Figure 2: Statistical distribution of DGD Δτeff vs DGDΔτ

Therefore, the mean DGD of a fibre link may be estimated from in-situ measurements of the effective DGD in the transmitted optical signals. In contrast to conventional techniques, this method offers the advantage that the launch polarisation states of the optical signals can be arbitrary and do not have to be controlled or scanned.

Non-Intrusive Measurement

The JDSU I-PMD innovative test solution for measuring the effective DGD and extraction of PMD value in DWDM signals enables characterisation of new DWDM channels in live systems, troubleshooting of an optical path with unexpected high Bit Error Rate (BER), and the upgrade of a DWDM system to higher bit rate.

Figure 3 represents the schematic diagram of the instrument. The optical signals tapped off a fibre-optic link first pass through a scanning polarisation transformer and are subsequently separated by a polarisation beam splitter (PBS) into two orthogonal polarisation components, which we refer to as TE and TM hereafter.

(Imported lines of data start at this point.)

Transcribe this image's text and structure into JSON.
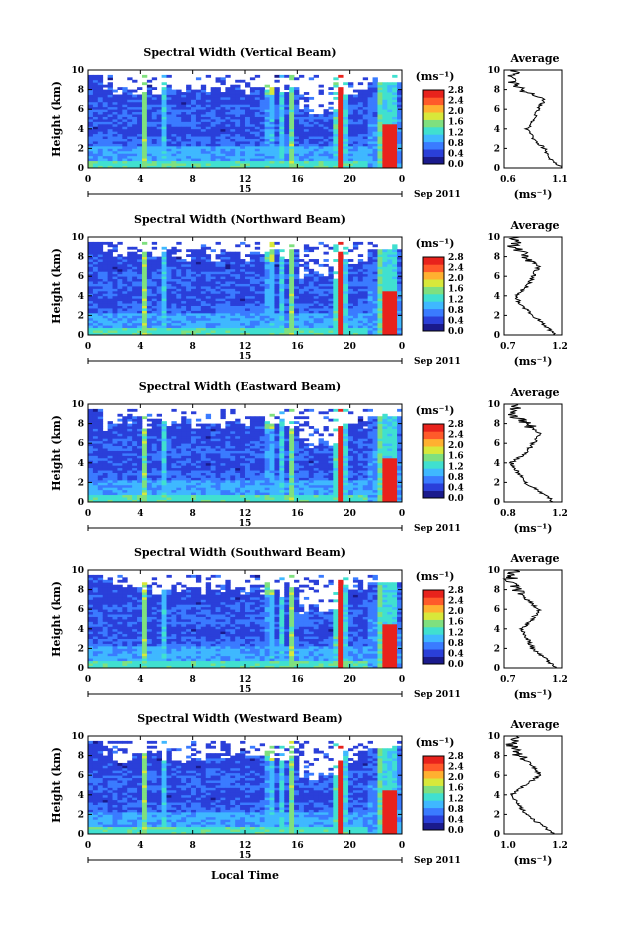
{
  "figure": {
    "xlabel_bottom": "Local Time",
    "date_label": "Sep 2011",
    "day_label": "15",
    "x_ticks": [
      "0",
      "4",
      "8",
      "12",
      "16",
      "20",
      "0"
    ],
    "y_ticks": [
      "0",
      "2",
      "4",
      "6",
      "8",
      "10"
    ],
    "ylabel": "Height (km)",
    "cbar_unit": "(ms⁻¹)",
    "cbar_ticks": [
      "0.0",
      "0.4",
      "0.8",
      "1.2",
      "1.6",
      "2.0",
      "2.4",
      "2.8"
    ],
    "avg_title": "Average",
    "avg_unit": "(ms⁻¹)"
  },
  "chart_data": [
    {
      "type": "heatmap",
      "title": "Spectral Width (Vertical Beam)",
      "xlabel": "",
      "ylabel": "Height (km)",
      "xlim": [
        0,
        24
      ],
      "ylim": [
        0,
        10
      ],
      "zlim": [
        0,
        2.8
      ],
      "colorbar_unit": "ms-1",
      "profile": {
        "title": "Average",
        "xlim": [
          0.6,
          1.1
        ],
        "xticks": [
          "0.6",
          "1.1"
        ],
        "xlabel": "(ms⁻¹)",
        "heights": [
          0,
          1,
          2,
          3,
          4,
          5,
          6,
          7,
          8,
          9,
          10
        ],
        "values": [
          1.1,
          1.0,
          0.95,
          0.85,
          0.8,
          0.85,
          0.9,
          0.95,
          0.75,
          0.65,
          0.7
        ]
      }
    },
    {
      "type": "heatmap",
      "title": "Spectral Width (Northward Beam)",
      "xlabel": "",
      "ylabel": "Height (km)",
      "xlim": [
        0,
        24
      ],
      "ylim": [
        0,
        10
      ],
      "zlim": [
        0,
        2.8
      ],
      "colorbar_unit": "ms-1",
      "profile": {
        "title": "Average",
        "xlim": [
          0.7,
          1.2
        ],
        "xticks": [
          "0.7",
          "1.2"
        ],
        "xlabel": "(ms⁻¹)",
        "heights": [
          0,
          1,
          2,
          3,
          4,
          5,
          6,
          7,
          8,
          9,
          10
        ],
        "values": [
          1.15,
          1.05,
          0.95,
          0.85,
          0.8,
          0.9,
          0.95,
          1.0,
          0.9,
          0.78,
          0.8
        ]
      }
    },
    {
      "type": "heatmap",
      "title": "Spectral Width (Eastward Beam)",
      "xlabel": "",
      "ylabel": "Height (km)",
      "xlim": [
        0,
        24
      ],
      "ylim": [
        0,
        10
      ],
      "zlim": [
        0,
        2.8
      ],
      "colorbar_unit": "ms-1",
      "profile": {
        "title": "Average",
        "xlim": [
          0.8,
          1.2
        ],
        "xticks": [
          "0.8",
          "1.2"
        ],
        "xlabel": "(ms⁻¹)",
        "heights": [
          0,
          1,
          2,
          3,
          4,
          5,
          6,
          7,
          8,
          9,
          10
        ],
        "values": [
          1.15,
          1.05,
          0.95,
          0.9,
          0.85,
          0.95,
          1.0,
          1.05,
          0.95,
          0.85,
          0.9
        ]
      }
    },
    {
      "type": "heatmap",
      "title": "Spectral Width (Southward Beam)",
      "xlabel": "",
      "ylabel": "Height (km)",
      "xlim": [
        0,
        24
      ],
      "ylim": [
        0,
        10
      ],
      "zlim": [
        0,
        2.8
      ],
      "colorbar_unit": "ms-1",
      "profile": {
        "title": "Average",
        "xlim": [
          0.7,
          1.2
        ],
        "xticks": [
          "0.7",
          "1.2"
        ],
        "xlabel": "(ms⁻¹)",
        "heights": [
          0,
          1,
          2,
          3,
          4,
          5,
          6,
          7,
          8,
          9,
          10
        ],
        "values": [
          1.15,
          1.05,
          0.95,
          0.9,
          0.85,
          0.95,
          1.0,
          0.9,
          0.8,
          0.75,
          0.8
        ]
      }
    },
    {
      "type": "heatmap",
      "title": "Spectral Width (Westward Beam)",
      "xlabel": "Local Time",
      "ylabel": "Height (km)",
      "xlim": [
        0,
        24
      ],
      "ylim": [
        0,
        10
      ],
      "zlim": [
        0,
        2.8
      ],
      "colorbar_unit": "ms-1",
      "profile": {
        "title": "Average",
        "xlim": [
          0.8,
          1.2
        ],
        "xticks": [
          "1.0",
          "1.2"
        ],
        "xlabel": "(ms⁻¹)",
        "heights": [
          0,
          1,
          2,
          3,
          4,
          5,
          6,
          7,
          8,
          9,
          10
        ],
        "values": [
          1.15,
          1.05,
          0.95,
          0.9,
          0.85,
          0.95,
          1.05,
          1.0,
          0.9,
          0.85,
          0.9
        ]
      }
    }
  ],
  "colors": {
    "scale": [
      "#1a1a8c",
      "#2a3fd9",
      "#3a7bff",
      "#3fb8ff",
      "#40e0d0",
      "#7fe07f",
      "#d8e83a",
      "#ffb030",
      "#ff5a2a",
      "#e8221c"
    ]
  }
}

Figure 3: Block diagram of the instrument

The two components are then separately mixed with the output light from a scanning local oscillator laser (LO), which is tuneable over the entire C-band at a rate of more than 100GHz/ms and with sub-GHz accuracy. The coherent beat signals are detected by a pair of balanced photodiodes and, after electrical amplification and low-pass filtering to a few hundred MHz bandwidth, fed into two RF-power detectors, thus yielding two signals, PRF-TE and PRF-TM, which are proportional to the optical powers in the two orthogonal polarisation states within a bandwidth of a few hundred MHz around the frequency of the LO laser. These two signals are then recorded while the local oscillator frequency is tuned across the spectrum of the signal under test. Measurements are repeated for various settings of the polarisation transformer.

Independent Analysis

The In-Service PMD analyser based on coherent detection technique offers sufficient spectral resolution to analyse the frequency-dependent polarisation variations in arbitrarily modulated signals at bit rates between 2.5 and 40Gbit/s.

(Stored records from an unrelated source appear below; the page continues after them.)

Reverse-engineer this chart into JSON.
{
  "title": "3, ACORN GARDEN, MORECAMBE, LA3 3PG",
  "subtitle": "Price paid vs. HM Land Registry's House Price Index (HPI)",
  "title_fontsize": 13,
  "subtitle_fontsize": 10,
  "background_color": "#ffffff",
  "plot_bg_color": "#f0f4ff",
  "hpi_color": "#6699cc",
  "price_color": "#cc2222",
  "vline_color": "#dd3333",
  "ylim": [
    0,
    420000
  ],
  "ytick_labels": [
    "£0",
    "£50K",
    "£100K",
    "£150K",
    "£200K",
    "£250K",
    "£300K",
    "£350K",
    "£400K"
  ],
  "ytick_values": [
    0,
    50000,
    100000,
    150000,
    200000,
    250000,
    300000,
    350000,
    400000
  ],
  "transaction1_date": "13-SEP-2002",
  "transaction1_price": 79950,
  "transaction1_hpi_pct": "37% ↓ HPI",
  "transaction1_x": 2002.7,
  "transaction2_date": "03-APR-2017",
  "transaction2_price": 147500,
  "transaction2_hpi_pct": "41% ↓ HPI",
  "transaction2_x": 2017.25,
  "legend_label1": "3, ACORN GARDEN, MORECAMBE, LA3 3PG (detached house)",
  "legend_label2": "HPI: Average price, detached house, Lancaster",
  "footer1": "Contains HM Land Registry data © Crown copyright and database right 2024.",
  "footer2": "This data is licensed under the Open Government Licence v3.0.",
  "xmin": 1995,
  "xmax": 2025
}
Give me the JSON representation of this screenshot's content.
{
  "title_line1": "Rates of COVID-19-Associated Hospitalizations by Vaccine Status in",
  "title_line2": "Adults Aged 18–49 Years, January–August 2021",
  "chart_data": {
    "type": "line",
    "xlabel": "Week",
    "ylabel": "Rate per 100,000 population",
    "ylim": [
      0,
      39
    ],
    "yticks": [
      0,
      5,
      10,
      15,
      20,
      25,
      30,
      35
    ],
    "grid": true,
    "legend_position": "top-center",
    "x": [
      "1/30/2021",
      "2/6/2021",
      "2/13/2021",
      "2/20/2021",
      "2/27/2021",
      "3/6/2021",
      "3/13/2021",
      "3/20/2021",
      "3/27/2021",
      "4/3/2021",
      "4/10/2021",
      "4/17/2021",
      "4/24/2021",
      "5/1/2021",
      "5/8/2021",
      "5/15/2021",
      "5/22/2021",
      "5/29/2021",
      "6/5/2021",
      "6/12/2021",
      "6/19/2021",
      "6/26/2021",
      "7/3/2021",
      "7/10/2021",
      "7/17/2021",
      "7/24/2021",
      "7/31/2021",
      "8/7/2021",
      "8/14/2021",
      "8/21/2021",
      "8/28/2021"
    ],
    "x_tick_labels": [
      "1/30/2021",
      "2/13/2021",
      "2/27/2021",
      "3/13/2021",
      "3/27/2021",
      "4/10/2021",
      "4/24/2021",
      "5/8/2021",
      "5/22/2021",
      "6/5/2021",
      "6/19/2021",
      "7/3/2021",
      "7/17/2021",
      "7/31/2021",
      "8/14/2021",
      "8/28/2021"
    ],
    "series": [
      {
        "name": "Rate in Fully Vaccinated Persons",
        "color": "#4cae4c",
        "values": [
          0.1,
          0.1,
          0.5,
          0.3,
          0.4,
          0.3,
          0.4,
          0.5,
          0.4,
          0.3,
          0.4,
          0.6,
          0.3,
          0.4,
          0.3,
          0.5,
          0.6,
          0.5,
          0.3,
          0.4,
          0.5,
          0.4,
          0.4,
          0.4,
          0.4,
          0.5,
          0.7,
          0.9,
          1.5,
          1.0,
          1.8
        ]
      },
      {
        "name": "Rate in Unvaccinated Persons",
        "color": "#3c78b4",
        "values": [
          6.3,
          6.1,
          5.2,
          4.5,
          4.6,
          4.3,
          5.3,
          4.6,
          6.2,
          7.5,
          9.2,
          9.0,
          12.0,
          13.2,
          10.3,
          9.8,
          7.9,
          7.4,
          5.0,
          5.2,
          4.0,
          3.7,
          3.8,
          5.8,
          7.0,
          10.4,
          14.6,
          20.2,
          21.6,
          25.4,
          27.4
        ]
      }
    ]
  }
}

A field trial was conducted on a 414-km long transmission link carrying a total of 19 conventional 10Gbit/s NRZ-OOK signals at various frequencies in the C-band.

All signals traversed the same fibre spans. In this investigation, the PMD analyser was connected to a monitor tap at the end of the link, where the signal powers were between -27.3 and -24.6dBm. The optical signal-to-noise ratios of the signals were between 17 and 18 dB.

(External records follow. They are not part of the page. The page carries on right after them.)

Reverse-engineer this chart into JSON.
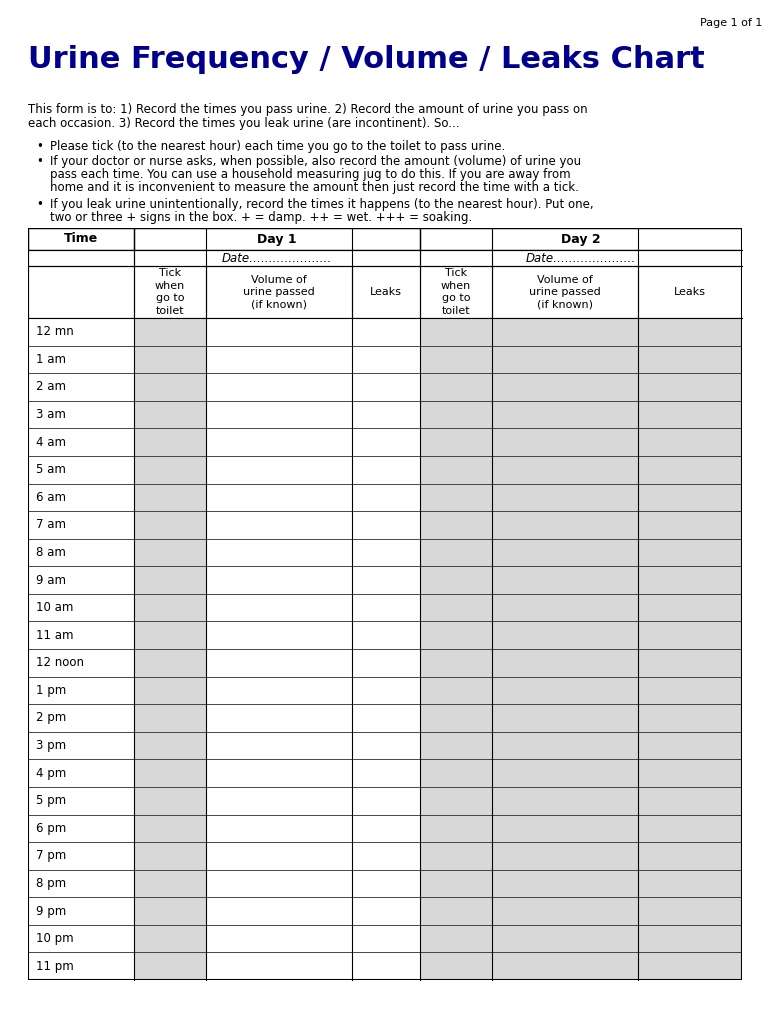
{
  "title": "Urine Frequency / Volume / Leaks Chart",
  "title_color": "#00008B",
  "title_fontsize": 22,
  "page_label": "Page 1 of 1",
  "intro_line1": "This form is to: 1) Record the times you pass urine. 2) Record the amount of urine you pass on",
  "intro_line2": "each occasion. 3) Record the times you leak urine (are incontinent). So...",
  "bullet1": "Please tick (to the nearest hour) each time you go to the toilet to pass urine.",
  "bullet2a": "If your doctor or nurse asks, when possible, also record the amount (volume) of urine you",
  "bullet2b": "pass each time. You can use a household measuring jug to do this. If you are away from",
  "bullet2c": "home and it is inconvenient to measure the amount then just record the time with a tick.",
  "bullet3a": "If you leak urine unintentionally, record the times it happens (to the nearest hour). Put one,",
  "bullet3b": "two or three + signs in the box. + = damp. ++ = wet. +++ = soaking.",
  "time_rows": [
    "12 mn",
    "1 am",
    "2 am",
    "3 am",
    "4 am",
    "5 am",
    "6 am",
    "7 am",
    "8 am",
    "9 am",
    "10 am",
    "11 am",
    "12 noon",
    "1 pm",
    "2 pm",
    "3 pm",
    "4 pm",
    "5 pm",
    "6 pm",
    "7 pm",
    "8 pm",
    "9 pm",
    "10 pm",
    "11 pm"
  ],
  "background_color": "#ffffff",
  "table_bg_shaded": "#d8d8d8",
  "text_color": "#000000",
  "body_fontsize": 8.5,
  "table_fontsize": 8.0,
  "date_label": "Date…………………"
}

The instrument measured DGDeff automatically 1680 times in each of the 19 WDM signals over a total measurement time of 191 hours, yielding 31920 samples with a mean DGDeff value of 14.8ps. The time interval between consecutive measurements varied between 5 and 30 minutes.

Hence, we estimate that the mean DGD in the fibre link is about 18.84ps, which is in excellent agreement with earlier end-to-end PMD measurements of the same link, yielding 18.56 and 18.57ps, respectively.

Figure 4 displays the variations in the frequency-averaged values over measurement time, which are approximately of the same magnitude as those of the time-averages over frequency and, hence, indicate that the PMD fluctuations in the fibre link are indeed large. The left graph shows the frequency-averaged values as a function of measurement time and the graph on the right the time-averaged data in the 19 WDM channels. The standard deviation of the frequency-averaged samples in the left diagram is 10.4% of the mean value and that of the time-averaged samples in the right diagram is 13.8%.


Figure 4: Examples of live PMD measurements at different bit rates using different modulation formats

JDSU has developed a unique non-intrusive technique for monitoring the effective DGD in modulated signals, which provides a similarly accurate estimate of the mean DGD as a conventional intrusive technique. The I-PMD instrument is based on coherent detection and offers enough sensitivity to measure individual signals tapped from a broadband monitoring port at any network access point. It has been designed for portable field testing and has been proven to address in-service field PMD measurement and monitoring requirements.